Ох и хитра Люська! Отложила на комод распашонку, спустила по спине и рукам халат, швырнула на стул, побежала на цыпочках к кровати. На лопатках и ягодицах ямочки. У кого на виду — на щеках, у нее потаенные. Может, у всех у них, коли нет на щеках, — на лопатках и ягодицах? Дались ему ямочки. Приманка прямо. Увидел — чумеет. Люськиной поясницы и совсем ему нельзя видеть. Так бы догнал Люську, прижулькнул и подбородком в прогибе покрутил. Если забыл побриться, щетина шурхает.
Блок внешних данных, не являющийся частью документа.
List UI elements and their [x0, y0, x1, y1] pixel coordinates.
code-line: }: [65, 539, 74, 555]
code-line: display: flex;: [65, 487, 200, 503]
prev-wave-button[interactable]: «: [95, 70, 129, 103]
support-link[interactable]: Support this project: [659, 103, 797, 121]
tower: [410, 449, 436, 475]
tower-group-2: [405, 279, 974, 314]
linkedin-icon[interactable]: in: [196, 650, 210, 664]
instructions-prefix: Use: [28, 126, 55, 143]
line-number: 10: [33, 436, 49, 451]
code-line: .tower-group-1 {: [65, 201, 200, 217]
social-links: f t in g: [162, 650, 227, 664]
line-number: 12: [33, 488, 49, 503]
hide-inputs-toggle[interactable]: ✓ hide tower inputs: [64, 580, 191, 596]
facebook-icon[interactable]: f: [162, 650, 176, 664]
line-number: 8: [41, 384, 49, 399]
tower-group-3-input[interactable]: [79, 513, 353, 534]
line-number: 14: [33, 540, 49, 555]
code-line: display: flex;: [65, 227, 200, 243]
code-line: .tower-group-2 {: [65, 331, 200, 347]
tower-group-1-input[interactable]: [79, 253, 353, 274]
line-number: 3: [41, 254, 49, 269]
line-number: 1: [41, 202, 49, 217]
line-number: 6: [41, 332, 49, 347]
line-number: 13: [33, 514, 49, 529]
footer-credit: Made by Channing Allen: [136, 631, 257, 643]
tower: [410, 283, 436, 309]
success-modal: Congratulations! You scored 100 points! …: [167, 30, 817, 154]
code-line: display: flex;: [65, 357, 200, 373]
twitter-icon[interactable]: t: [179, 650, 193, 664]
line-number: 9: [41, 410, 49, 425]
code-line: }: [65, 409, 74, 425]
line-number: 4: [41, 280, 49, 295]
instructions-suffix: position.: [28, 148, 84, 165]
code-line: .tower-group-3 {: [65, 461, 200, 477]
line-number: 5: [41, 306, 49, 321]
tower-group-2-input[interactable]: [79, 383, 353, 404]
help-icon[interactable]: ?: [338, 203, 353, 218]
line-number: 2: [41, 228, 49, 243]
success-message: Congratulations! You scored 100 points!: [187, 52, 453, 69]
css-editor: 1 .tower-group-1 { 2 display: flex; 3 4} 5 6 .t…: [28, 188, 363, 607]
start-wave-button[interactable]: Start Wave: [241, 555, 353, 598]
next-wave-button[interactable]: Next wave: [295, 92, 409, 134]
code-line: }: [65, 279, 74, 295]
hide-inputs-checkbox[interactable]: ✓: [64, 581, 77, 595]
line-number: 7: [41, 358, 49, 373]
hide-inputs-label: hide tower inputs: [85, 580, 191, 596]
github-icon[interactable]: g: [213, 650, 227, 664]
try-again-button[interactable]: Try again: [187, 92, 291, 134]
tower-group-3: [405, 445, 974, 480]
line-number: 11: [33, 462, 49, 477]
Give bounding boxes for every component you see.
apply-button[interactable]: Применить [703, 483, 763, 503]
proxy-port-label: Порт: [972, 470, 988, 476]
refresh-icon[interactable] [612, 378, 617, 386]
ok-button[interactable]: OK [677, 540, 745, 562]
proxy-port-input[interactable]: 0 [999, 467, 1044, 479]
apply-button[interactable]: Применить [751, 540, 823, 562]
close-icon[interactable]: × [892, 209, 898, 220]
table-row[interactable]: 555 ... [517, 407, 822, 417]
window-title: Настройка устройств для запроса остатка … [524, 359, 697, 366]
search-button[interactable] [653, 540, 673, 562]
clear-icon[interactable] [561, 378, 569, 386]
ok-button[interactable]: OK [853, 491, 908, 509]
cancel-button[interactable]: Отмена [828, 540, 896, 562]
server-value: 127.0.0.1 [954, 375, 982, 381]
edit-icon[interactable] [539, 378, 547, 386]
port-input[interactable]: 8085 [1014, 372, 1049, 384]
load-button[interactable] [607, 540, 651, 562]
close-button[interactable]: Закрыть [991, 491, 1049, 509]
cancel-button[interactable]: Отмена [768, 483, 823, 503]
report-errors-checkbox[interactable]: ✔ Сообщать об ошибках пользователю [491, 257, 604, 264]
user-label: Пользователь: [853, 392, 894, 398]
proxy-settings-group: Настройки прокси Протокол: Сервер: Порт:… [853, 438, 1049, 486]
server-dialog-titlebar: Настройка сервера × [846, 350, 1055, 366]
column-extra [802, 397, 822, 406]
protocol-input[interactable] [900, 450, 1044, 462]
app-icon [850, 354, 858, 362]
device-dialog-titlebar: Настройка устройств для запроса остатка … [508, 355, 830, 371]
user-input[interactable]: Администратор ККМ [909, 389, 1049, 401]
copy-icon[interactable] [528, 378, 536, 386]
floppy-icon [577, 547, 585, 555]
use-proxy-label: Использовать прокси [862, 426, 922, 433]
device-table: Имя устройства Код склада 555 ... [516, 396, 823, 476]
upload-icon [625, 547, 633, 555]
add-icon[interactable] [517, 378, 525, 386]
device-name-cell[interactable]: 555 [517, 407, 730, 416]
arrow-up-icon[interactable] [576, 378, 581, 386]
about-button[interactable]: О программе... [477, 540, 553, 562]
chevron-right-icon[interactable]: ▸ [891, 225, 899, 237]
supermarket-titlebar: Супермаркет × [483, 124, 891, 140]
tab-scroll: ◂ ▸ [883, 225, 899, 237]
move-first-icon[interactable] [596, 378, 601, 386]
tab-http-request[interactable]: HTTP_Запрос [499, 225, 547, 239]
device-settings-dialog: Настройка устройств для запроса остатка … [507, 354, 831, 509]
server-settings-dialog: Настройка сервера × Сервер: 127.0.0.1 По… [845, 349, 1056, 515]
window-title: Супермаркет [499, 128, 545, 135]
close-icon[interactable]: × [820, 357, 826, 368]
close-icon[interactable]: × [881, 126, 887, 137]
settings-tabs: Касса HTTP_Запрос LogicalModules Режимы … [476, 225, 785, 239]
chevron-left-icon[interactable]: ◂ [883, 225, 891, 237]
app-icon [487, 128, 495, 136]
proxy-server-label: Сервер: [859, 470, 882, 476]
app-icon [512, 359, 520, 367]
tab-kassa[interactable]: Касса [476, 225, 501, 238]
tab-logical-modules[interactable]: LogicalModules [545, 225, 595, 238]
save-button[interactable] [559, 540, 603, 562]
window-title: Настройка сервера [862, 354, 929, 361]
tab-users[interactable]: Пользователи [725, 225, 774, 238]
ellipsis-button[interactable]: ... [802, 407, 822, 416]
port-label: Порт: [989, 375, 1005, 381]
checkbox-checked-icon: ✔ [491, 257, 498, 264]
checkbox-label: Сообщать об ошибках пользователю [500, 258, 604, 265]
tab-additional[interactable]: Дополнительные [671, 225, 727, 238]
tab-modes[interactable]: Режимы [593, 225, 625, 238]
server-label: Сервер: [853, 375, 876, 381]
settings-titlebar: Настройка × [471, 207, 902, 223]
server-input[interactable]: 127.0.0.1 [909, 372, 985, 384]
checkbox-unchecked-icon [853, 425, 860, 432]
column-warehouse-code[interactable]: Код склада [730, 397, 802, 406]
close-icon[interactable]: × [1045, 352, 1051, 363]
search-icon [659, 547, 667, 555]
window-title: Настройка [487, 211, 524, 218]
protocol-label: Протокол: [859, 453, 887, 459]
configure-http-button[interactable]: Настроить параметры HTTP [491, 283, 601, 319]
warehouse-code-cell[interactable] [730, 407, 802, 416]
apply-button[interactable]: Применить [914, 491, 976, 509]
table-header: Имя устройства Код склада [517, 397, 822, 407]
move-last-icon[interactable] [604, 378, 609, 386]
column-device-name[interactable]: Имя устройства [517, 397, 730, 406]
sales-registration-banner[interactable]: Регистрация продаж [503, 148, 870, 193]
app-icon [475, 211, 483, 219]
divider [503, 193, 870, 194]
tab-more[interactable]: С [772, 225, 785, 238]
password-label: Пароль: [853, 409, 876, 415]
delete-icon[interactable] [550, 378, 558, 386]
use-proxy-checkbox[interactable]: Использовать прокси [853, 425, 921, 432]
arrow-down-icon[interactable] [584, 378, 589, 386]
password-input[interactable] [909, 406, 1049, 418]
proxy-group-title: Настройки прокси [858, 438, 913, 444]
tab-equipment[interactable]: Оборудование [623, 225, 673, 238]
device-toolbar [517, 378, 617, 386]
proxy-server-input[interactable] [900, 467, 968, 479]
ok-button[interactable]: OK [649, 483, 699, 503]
Слушать почему-то радостно. Люська тогда егозится, по-синичьи пищит, раздавил бы ее. В детстве, когда брал на руки ягненка, еле удерживался, чтобы не раздавить его.
Закрылась, бесовка, с головой одеялом. Зябко и сладко завозилась на перине. Можно подумать: под одеялом барахтается ребятня. Слегка приподняла одеяло, блестят зрачки из постельной темноты. Предположить не мог, что выпадет ему такое волнение: грудная клетка прямо треснет, ровно дыня от медовой спелости.
— Брось, Люсь. Ложишься, значит ложись, без фокусов-мокусов, — сказал Иван и не совладал с собой: поднялся, захлопнул книгу.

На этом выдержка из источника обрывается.